President Yushchenko’s former ally, Prime Minister Yulia Tymoshenko, in her message to the group thanked its members for promoting “the right business
practices” in Ukraine. “I ask you to lead by example and help us to move forward in Ukraine,” she said in her message, read by Ron Slim of TD International.
There were also greetings from the U.S. Ambassador to Ukraine, William B. Taylor, Secretary Carlos M. Gutierrez of the Department of Commerce and
Ukraine’s First Lady Kateryna Yushchenko, who thanked the American companies for their commitment to improving the lives of Ukrainian citizens
and called on them to continue to do so by supporting Ukrainian health, education, cultural and arts organizations. “This is particularly necessary now, as the less fortunate sections of our society particularly feel the brunt of the world and national financial crisis,” she noted.
The effect on Ukraine of the current world economic crisis – on a day when the exchange rate for a U.S. dollar surpassed 9 hrv in Ukraine – were addressed in more detail by two representatives of the International Monetary Fund – its alternative executive director, Yuriy Yakusha, and mission chief for Ukraine
and the European Department Division, Ceyla Pazarbasioglu – and Anders Aslund, senior fellow at the Peterson Institute for International Economics in
Washington.
Mr. Yakusha said that no other country in the world equalled the “staggering” drop Ukraine experienced in its Gross National Product in November. He noted, however, that the IMF responded to Ukraine’s request for assistance with “unprecedented speed,” and the $4.5 billion Ukraine received from the IMF gave it “some breathing space.”
Ms. Pazarbasioglu added, however, that the IMF cannot do it alone. There is a need for foreign investment and other measures if Ukraine is to come out of this crisis intact, she said. On the other hand, she said, this crisis can be an opportunity to reform. But it is a global phenomenon in which country-specific
solutions will not be sufficient, she said. “I think that the solutions have to be regional and global.”
What Ukraine is going through is “almost like a perfect storm,” she said. Steel prices are down, and steel accounts for about 40 percent of Ukraine’s
exports. “Going forward, what is desperately needed in Ukraine is a coherent set of measures, a vision of how this crisis will be overcome, and a good way to articulate it to the public,” she said. “Different statements by different parties do not help. It creates a lot of confusion.”
Like Ms. Pazarbasioglu, Mr. Aslund also saw a possible positive result from this crisis for Ukraine.
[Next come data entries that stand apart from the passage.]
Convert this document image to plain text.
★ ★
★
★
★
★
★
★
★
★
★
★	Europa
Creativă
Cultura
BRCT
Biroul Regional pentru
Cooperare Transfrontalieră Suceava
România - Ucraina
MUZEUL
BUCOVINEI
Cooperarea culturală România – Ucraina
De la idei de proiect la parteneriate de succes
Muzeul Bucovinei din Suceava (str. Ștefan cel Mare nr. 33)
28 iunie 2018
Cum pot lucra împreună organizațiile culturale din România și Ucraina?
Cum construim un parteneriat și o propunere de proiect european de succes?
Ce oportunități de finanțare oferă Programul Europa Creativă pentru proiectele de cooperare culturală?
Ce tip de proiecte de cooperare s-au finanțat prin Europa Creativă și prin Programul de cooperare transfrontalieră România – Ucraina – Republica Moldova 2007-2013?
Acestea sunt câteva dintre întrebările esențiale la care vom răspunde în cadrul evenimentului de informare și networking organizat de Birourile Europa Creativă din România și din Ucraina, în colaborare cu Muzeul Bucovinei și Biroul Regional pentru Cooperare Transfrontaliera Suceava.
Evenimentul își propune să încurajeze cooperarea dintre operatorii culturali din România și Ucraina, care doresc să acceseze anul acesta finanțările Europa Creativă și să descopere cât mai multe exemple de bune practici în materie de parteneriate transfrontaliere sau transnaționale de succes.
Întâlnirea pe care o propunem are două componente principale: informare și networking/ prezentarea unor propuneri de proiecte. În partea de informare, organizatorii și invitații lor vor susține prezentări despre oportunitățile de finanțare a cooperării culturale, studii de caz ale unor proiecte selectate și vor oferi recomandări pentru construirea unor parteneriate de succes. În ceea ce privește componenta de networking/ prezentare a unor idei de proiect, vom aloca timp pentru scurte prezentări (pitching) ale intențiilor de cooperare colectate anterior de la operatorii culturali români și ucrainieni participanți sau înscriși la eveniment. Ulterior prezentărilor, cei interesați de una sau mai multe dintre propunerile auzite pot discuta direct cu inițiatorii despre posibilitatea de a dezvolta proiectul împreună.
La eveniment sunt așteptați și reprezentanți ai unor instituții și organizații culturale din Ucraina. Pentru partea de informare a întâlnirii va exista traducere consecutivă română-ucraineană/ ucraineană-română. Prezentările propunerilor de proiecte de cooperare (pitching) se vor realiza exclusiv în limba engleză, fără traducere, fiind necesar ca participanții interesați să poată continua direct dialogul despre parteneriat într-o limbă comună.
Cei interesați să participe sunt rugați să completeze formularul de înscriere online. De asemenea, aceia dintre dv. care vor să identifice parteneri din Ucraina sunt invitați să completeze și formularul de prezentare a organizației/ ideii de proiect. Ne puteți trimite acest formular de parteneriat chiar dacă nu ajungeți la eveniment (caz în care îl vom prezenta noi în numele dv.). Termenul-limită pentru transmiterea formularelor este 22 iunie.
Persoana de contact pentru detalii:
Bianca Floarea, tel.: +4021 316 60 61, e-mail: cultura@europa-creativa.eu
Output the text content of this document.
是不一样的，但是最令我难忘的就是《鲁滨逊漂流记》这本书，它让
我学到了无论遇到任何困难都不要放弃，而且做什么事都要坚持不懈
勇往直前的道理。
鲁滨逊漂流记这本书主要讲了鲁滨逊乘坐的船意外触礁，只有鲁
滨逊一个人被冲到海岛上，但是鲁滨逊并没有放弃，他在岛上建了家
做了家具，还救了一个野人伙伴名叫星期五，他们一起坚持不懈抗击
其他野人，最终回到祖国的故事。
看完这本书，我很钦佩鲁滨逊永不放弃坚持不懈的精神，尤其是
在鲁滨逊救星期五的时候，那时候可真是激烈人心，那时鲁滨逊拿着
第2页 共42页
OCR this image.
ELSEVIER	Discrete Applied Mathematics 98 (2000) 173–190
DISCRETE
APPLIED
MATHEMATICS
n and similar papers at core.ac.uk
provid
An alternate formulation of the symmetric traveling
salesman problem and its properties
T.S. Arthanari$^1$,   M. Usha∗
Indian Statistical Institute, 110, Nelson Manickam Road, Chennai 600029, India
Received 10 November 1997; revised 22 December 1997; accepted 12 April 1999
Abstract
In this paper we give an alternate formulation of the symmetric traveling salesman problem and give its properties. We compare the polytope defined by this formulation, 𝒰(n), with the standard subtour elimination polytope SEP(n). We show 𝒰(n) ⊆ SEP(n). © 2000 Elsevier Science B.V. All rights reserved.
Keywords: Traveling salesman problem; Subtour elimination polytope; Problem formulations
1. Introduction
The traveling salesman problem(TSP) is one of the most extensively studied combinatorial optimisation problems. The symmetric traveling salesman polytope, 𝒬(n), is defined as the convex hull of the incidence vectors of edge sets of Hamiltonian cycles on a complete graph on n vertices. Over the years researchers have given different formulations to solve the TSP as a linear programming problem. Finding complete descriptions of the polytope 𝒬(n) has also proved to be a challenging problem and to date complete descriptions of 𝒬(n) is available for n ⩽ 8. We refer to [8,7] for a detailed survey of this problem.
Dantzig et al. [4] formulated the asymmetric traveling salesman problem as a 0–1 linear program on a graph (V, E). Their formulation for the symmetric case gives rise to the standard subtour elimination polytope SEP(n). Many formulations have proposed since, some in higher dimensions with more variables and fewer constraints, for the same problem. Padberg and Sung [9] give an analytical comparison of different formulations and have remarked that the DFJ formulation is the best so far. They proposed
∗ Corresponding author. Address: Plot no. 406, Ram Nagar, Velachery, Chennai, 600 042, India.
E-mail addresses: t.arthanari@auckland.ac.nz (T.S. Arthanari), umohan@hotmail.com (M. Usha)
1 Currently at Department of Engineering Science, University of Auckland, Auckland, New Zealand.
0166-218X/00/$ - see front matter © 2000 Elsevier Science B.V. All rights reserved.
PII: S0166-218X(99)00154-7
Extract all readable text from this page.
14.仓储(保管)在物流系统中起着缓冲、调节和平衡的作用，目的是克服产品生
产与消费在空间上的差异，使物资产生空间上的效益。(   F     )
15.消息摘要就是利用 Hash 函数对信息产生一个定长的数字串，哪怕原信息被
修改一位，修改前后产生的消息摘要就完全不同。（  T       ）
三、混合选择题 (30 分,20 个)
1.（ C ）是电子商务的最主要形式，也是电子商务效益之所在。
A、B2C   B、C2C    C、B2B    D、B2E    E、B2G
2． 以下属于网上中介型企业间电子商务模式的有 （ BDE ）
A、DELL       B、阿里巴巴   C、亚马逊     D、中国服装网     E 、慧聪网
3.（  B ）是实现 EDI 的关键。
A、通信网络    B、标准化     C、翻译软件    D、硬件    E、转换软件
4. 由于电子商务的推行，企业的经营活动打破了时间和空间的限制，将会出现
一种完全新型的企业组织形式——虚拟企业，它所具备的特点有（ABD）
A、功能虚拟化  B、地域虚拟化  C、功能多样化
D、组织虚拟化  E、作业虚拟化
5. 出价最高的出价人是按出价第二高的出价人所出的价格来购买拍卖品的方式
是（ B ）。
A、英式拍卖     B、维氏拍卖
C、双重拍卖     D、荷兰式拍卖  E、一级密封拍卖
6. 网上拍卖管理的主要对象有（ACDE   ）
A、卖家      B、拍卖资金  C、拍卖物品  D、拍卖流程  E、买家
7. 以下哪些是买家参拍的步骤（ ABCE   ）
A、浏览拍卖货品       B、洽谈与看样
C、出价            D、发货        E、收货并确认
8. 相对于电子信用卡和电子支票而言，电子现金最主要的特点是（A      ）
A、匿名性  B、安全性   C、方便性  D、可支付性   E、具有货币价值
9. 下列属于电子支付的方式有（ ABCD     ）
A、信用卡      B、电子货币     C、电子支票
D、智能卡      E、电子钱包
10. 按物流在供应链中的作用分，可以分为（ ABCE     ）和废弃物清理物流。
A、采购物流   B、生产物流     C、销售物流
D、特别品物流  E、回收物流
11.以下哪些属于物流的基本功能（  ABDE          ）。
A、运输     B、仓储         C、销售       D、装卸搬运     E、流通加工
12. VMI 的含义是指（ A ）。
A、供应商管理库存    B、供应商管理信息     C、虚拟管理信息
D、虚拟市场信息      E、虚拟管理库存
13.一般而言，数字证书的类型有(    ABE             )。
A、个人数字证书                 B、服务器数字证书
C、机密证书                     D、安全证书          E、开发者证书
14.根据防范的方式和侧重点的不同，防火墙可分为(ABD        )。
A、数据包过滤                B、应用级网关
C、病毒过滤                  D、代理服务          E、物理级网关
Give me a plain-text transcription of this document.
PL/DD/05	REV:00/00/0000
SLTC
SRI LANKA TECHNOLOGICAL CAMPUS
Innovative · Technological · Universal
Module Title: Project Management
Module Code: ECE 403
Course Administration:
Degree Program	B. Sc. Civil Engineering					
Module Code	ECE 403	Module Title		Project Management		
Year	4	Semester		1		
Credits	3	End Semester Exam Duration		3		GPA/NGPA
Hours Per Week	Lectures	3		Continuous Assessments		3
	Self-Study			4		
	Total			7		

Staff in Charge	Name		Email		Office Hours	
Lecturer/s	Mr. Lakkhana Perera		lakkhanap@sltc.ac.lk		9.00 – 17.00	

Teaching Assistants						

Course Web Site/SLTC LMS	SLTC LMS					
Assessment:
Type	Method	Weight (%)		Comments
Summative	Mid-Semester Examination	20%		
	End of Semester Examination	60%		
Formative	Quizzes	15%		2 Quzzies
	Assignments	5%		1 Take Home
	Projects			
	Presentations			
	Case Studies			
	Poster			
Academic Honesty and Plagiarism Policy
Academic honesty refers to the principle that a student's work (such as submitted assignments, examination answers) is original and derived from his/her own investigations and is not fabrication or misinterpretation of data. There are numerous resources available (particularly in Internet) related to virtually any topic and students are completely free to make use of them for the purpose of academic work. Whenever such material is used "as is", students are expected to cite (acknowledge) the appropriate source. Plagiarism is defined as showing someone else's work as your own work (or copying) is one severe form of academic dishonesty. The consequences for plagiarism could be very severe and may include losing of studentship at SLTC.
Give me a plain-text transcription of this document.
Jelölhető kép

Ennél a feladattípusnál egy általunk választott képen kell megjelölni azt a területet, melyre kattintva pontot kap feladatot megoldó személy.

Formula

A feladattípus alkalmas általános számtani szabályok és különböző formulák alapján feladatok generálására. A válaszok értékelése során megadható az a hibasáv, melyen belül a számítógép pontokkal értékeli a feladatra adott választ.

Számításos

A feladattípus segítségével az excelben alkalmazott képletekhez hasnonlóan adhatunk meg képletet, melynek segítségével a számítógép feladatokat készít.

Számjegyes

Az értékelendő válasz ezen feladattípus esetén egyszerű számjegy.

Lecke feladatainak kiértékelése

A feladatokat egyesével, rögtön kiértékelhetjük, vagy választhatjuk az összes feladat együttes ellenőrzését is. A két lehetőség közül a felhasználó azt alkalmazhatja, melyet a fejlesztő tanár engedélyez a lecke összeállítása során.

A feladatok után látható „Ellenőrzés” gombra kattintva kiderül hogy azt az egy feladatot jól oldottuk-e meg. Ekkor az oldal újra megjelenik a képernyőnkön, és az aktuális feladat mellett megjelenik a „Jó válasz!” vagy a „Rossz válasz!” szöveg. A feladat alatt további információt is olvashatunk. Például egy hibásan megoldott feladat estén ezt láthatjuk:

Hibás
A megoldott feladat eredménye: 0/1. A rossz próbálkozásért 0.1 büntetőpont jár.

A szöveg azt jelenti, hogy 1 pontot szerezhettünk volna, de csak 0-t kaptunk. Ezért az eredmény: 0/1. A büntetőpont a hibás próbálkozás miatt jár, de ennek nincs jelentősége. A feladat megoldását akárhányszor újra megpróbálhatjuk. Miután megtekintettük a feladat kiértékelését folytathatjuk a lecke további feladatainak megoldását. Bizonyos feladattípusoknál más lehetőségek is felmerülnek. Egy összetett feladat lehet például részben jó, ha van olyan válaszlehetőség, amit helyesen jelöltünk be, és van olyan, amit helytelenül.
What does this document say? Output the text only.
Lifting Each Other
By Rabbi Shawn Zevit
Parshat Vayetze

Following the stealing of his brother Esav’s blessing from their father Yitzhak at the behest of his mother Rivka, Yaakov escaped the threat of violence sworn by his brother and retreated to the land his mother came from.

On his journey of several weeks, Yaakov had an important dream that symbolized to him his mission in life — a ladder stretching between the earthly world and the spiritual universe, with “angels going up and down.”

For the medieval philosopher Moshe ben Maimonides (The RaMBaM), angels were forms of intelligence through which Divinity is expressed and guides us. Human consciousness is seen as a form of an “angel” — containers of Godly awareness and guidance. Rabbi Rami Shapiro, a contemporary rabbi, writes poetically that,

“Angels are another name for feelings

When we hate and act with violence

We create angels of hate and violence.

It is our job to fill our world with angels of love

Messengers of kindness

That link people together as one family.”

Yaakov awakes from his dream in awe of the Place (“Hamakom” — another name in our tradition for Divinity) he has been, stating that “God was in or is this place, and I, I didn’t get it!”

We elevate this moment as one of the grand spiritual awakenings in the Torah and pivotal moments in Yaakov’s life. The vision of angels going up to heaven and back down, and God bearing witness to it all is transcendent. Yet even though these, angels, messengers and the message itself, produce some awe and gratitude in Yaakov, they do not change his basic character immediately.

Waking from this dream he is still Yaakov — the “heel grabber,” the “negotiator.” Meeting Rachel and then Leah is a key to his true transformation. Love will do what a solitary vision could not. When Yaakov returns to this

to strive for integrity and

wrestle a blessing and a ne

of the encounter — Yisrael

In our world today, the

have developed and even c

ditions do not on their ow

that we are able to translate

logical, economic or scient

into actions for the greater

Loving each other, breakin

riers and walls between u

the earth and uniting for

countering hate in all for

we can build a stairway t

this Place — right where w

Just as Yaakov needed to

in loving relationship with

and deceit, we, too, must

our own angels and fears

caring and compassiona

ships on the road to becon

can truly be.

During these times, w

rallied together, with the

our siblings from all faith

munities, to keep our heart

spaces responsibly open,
Despite the “tremendous blow” of the 25 percent loss of its steel exports and the massive GDP drop in November, he said, this crisis could move Ukraine to get it right by developing other industries, moving more toward manufacturing and becoming more diversified, and by turning from the Russian market toward Europe. “This could turn Ukraine much more into a middle-class society and less an oligarchic society,” he stated.